The problem is that the .y/.fl files have been applied to the SVN, but the other two have not been changed. So, you get the exact same behavior as without any updates being done at all. Unless the end users physically remove the .c files and then do a make. IF they have sufficiently late-model versions of bison/flex.

So, there you have it. I was puzzled why the memory allocations were so screwed up... now I know. Sorry I didn't spot this earlier for you guys!!! I was going off my 6072 bug fix release. I didn't realize the updates hadn't been done for all 4. ... sorry again.

By: Tilghman Lesher (tilghman) 2006-01-26 17:38:27.000-0600

murf:  what version of flex do you need to generate these files?  I have 2.5.4a, which is what GNU lists as the current version, but it is not able to generate these files.

By: nywiley (nywiley) 2006-01-26 18:05:41.000-0600

I'm using 2.5.4a also, and although I changed the Makefile to use -f instead of --full, it complained about a number of unknown options in the fl file.  I commented those options out, but after generating the file, it was not able to compile it do to missing definitions for yyscan_t and yylloc_param.  Can I get copies of the correctly generated files to see if the memory problem goes away?

Thanks,
Bill

By: Steve Murphy (murf) 2006-01-26 20:15:13.000-0600

Gentlemen--

2.5.31 is the minimum. (They don't have anything newer than that, anyway.) And nothing previous to that will build a pure scanner.

The ast_expr2f.c I submitted is built via 2.5.31. I suggest using it.

THe ast_expr2.c may well be OK with 875 version of bison. But the one I submitted is built by bison 2.0. Your call. If it works, it's OK. The version I submitted was tested with purify by myself. If you want to use the 1.8xx version, you should thoroughly test it.       Your power == your responsibility, right?

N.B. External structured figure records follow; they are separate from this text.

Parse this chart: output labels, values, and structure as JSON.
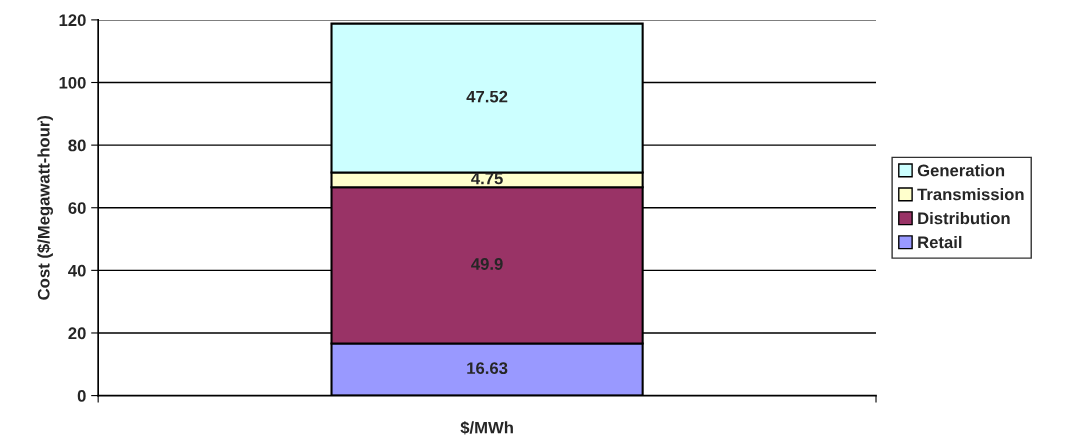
{
  "chart_data": {
    "type": "bar",
    "stacked": true,
    "categories": [
      null
    ],
    "xlabel": "$/MWh",
    "ylabel": "Cost ($/Megawatt-hour)",
    "ylim": [
      0,
      120
    ],
    "yticks": [
      0,
      20,
      40,
      60,
      80,
      100,
      120
    ],
    "grid": "y",
    "legend": "right",
    "data_labels": true,
    "series": [
      {
        "name": "Retail",
        "color": "#9999ff",
        "values": [
          16.63
        ]
      },
      {
        "name": "Distribution",
        "color": "#993366",
        "values": [
          49.9
        ]
      },
      {
        "name": "Transmission",
        "color": "#ffffcc",
        "values": [
          4.75
        ]
      },
      {
        "name": "Generation",
        "color": "#ccffff",
        "values": [
          47.52
        ]
      }
    ]
  }
}
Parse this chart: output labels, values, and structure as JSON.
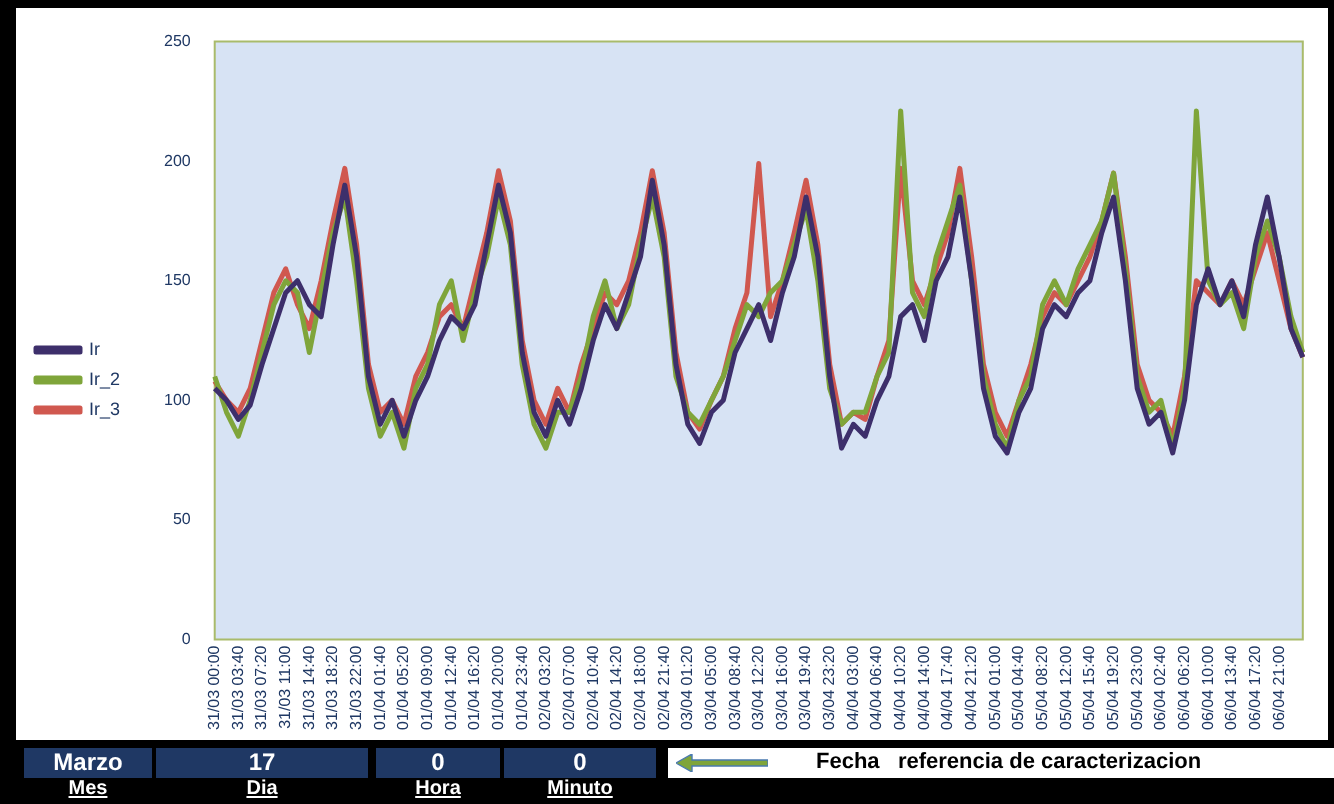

Let me put it a different way: if you want to change what I submitted, it's fine, just be sure it really, truely, still works.

By: Steve Murphy (murf) 2006-01-26 20:20:38.000-0600

OOPS! One more thing!!!!

I DID patch the flex 2.5.31 for the AEL2 stuff, so it would generate a compilable file. Hmmm. Let's see. I'll upload the .c files, because the 6072 file that were actually applied to svn were not exactly what I submitted. I'll upload the two .c files here in a minute.

By: Steve Murphy (murf) 2006-01-26 20:31:00.000-0600

OK, built the .c files from the 1.2 stock release. Looks good with purify.
Plug these into your 1.2 release SVN stuff. What's there is garbage.
Best of Luck, all!

By: nywiley (nywiley) 2006-01-27 07:55:10.000-0600

OK ... I can confirm that the new .c files have corrected the memory leak.  However, I don't know if requiring 2.5.31 is a good idea, as all of the current distributions of linux are running 2.5.4a.  Plus, I understand that 2.5.31 has some issues with some standard packages (postgres, sim, and mico).
I think it would be best to either make a version that would run on 2.5.4a, or just remove the .fl from the distribution and distribute the .c instead.
Also ... I know that there are memory leak issues with the current ast_expr being distributed under 1.10 as well.

Thanks for helping resolve this issue,
Best Regards,
Bill

By: Russell Bryant (russell) 2006-01-27 13:15:51.000-0600

It looks like these files have already been merged.  Is there anything left that needs to be done?

By: Tilghman Lesher (tilghman) 2006-01-27 17:03:07.000-0600

Nope, we'll close this as fixed.  If this is still a problem, please reopen.